“Would to God it had been so!” exclaimed Hildebrand. “But let us not forget thy wound! How fares it with thee?”

While Donna Inez, in a low voice, was giving him a reply, the silent pantler entered, with a bason of warm water, and a napkin. Hildebrand then raised her a little; and, keeping his back to the pantler, succeeded, after some difficulty, in relieving her of her jacket, and baring her wound to view. He turned paler as he beheld it:

“Bring hither the water,” he cried to the pantler, “and hold it up to the berth. Now for thy sponge.”

The pantler, without making any oral answer, presented him with the sponge, and held the bason of water in the manner directed. Thus assisted, Hildebrand proceeded, with a tender hand, to wipe away the blood from the Donna’s wound, and cleanse it thoroughly. Having effected that object, he drew some lint and salve, such as was then greatly in use, from the locker below, and therewith supplied it with a soothing dressing. Over this, to keep off any irritation, he laid a piece of dry lint, and bound all up with a bandage.
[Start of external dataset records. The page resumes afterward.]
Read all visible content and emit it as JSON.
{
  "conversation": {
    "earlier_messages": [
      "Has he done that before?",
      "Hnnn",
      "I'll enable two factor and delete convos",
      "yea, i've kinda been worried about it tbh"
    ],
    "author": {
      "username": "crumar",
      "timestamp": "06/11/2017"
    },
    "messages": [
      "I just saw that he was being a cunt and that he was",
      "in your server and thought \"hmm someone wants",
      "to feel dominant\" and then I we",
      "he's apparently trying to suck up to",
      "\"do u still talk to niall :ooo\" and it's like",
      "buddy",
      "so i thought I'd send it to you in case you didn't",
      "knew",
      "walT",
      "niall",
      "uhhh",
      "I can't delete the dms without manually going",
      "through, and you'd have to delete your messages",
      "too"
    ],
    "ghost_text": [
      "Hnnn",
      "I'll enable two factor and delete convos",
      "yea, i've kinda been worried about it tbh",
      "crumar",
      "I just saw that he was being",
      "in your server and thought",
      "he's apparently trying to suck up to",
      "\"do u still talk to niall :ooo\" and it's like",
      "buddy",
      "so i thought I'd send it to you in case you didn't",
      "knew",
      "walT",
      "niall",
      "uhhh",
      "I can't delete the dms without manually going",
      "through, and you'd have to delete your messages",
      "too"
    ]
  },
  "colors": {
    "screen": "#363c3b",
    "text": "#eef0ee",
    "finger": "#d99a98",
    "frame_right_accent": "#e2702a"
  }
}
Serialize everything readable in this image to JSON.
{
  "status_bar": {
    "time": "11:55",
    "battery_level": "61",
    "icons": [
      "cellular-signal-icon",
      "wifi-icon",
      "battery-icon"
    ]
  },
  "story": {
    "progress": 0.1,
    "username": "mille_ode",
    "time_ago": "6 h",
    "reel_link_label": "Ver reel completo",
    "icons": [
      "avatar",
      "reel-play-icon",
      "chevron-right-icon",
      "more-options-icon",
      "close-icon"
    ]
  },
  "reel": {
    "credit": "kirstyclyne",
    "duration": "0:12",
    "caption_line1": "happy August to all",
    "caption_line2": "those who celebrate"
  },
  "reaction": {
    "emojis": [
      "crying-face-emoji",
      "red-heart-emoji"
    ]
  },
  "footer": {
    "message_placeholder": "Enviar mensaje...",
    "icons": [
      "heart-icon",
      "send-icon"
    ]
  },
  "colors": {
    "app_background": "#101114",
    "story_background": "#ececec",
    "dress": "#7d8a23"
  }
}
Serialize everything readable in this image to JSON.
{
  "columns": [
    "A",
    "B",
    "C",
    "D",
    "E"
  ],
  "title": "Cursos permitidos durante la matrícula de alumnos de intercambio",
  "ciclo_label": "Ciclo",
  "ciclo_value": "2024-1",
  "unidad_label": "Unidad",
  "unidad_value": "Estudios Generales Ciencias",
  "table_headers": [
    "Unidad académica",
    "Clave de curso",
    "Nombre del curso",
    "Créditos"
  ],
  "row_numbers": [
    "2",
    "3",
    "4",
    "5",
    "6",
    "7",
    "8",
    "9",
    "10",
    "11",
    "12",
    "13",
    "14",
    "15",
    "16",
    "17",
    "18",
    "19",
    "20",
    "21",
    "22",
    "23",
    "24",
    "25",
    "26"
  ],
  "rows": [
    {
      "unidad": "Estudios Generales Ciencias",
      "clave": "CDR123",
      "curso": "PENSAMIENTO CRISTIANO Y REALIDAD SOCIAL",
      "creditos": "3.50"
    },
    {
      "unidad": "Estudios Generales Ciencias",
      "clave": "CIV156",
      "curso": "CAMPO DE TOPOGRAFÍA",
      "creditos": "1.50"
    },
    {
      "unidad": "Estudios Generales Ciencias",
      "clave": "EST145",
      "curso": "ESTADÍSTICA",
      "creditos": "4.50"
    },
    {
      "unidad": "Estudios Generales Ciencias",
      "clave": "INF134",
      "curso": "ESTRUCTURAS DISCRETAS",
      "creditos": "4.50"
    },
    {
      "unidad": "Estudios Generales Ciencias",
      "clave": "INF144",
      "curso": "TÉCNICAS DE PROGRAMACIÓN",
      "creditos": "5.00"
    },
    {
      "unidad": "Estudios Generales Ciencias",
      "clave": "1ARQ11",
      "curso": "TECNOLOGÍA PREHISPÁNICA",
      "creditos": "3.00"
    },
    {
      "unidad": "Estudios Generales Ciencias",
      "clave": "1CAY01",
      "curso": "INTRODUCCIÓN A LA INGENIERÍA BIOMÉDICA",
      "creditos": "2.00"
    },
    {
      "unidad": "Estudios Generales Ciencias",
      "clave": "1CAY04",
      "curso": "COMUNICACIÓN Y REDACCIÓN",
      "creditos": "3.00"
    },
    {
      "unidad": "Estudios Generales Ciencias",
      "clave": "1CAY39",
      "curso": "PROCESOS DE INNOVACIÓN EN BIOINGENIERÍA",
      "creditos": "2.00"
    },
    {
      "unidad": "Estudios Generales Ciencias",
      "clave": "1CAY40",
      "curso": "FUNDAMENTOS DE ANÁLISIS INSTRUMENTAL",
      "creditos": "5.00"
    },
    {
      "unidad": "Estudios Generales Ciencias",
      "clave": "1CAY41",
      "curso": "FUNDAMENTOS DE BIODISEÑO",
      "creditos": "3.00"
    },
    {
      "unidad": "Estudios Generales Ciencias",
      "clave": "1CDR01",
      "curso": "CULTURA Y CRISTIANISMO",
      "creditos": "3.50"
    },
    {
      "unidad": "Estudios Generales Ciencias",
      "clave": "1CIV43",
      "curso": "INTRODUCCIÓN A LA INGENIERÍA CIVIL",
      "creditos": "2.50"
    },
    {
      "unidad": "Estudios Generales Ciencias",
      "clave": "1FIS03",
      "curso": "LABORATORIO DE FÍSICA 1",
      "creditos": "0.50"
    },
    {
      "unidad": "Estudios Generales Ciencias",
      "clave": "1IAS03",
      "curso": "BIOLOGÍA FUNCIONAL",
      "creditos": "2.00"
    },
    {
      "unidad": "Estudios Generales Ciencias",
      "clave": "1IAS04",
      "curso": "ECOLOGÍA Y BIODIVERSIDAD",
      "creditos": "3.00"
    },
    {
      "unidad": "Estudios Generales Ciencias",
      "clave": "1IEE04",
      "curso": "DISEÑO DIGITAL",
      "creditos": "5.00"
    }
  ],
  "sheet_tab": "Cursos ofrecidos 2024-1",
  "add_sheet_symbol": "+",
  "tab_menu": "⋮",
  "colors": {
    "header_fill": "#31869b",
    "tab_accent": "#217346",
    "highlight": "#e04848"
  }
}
“Now, will I not let thee speak more till to-morrow,” he said, when he had thus attended her. “But our good pantler, whom thou mayst trust in all things, will watch thee through the night, and get thee whatsoever thou listest. For me, I must hie to the deck.”

Inez was about to reply, but Hildebrand, putting on a serious look, raised his finger to his lips, and she forbore. Leaving the pantler to watch her, Hildebrand turned on one side, and caught up some dry clothes, which, during his absence from the ship, the careful pantler had laid out against his return. As he had been exposed to the storm without a cloak, he was wet to the skin; and even the strong excitement he had been labouring under, and the robustness and vigour of his frame, though equal to a trying ordeal, did not render him insensible to the chilling influence of his saturated garments. The greater need of Inez attended to, he proceeded to throw them off, and to don those which, he now discovered, had been set out for his use by the pantler.

He turned away when he had thus changed his attire, and, with a quick step, passed to the contiguous hatchway, and ascended to the deck.

The storm had subsided, and the excessive darkness, which had been its leading and most terrible feature, had materially diminished. The gale, it is true, continued high, but, as it swept away the exhausted thunder-clouds, this served rather to clear the atmosphere, than otherwise. One could now distinguish the outlines of the shore, and, here and there, the broken sky, with the clouds flying over it like wind. The water, too, though not a whit calmer, could be viewed to a greater distance, and looked a degree less boisterous under the increased light.

While Hildebrand noted these particulars, his eye, in looking down the river, was attracted to two distinct flashes of light, which were quickly followed by the report of cannon. Turning to inquire what this could mean, his glance fell on Master Halyard.